Across the United States, from New York City to Portland, Oregon, the pirate movement has spawned pirate bars, social circles, bands, festivals, magazines and apparel.
Devotees are attracted by pirate fashions, the spirit of rowdiness and the opportunity to engage in anti-establishment behavior. It's unclear where it began, but pirates are clearly in vogue.
"We are in the throes of its real peak," said Hawkins, 35, who performs as pirate Luc the Lucky in Portland. "Pirates are like the new cowboys."
Modern pirates fall into several categories. There are the re-enactment crews, which perform in staged battles at parks, yacht clubs and festivals.
There are music groups, like Portland-based Captain Bogg & Salty, that have adopted the pirate as their symbol, dress the part and typically attract a pirate-centric crowd.
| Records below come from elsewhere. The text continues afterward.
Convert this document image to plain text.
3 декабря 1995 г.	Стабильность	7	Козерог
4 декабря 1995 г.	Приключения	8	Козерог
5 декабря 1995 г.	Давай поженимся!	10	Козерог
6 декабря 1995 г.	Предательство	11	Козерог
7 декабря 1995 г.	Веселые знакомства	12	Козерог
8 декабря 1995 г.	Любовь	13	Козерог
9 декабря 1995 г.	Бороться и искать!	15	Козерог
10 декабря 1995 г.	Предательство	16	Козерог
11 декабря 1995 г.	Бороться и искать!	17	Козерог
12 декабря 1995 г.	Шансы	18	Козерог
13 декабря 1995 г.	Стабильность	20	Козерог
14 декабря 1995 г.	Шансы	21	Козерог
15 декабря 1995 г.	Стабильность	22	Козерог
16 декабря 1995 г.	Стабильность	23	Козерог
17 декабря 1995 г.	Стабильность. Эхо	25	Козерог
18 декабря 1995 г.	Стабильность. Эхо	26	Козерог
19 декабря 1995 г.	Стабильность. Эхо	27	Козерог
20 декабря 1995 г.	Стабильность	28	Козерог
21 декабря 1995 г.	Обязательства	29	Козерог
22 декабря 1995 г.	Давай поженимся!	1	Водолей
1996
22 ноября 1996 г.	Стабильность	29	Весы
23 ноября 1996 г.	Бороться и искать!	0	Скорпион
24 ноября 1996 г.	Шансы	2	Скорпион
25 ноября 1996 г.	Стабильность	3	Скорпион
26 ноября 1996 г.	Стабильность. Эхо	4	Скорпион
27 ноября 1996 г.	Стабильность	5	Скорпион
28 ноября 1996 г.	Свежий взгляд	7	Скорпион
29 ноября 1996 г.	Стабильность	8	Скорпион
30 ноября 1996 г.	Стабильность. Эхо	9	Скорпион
And then there are the non-performers, who simply like to dress as pirates.
[. . .]
The huge success of the summer movie sequel "Pirates of the Caribbean: Dead Man's Chest" underscores the subject's broad romantic appeal. But the subculture emerged long before the original movie in July 2003, with some experts dating the trend back to the mid- to late-1990s.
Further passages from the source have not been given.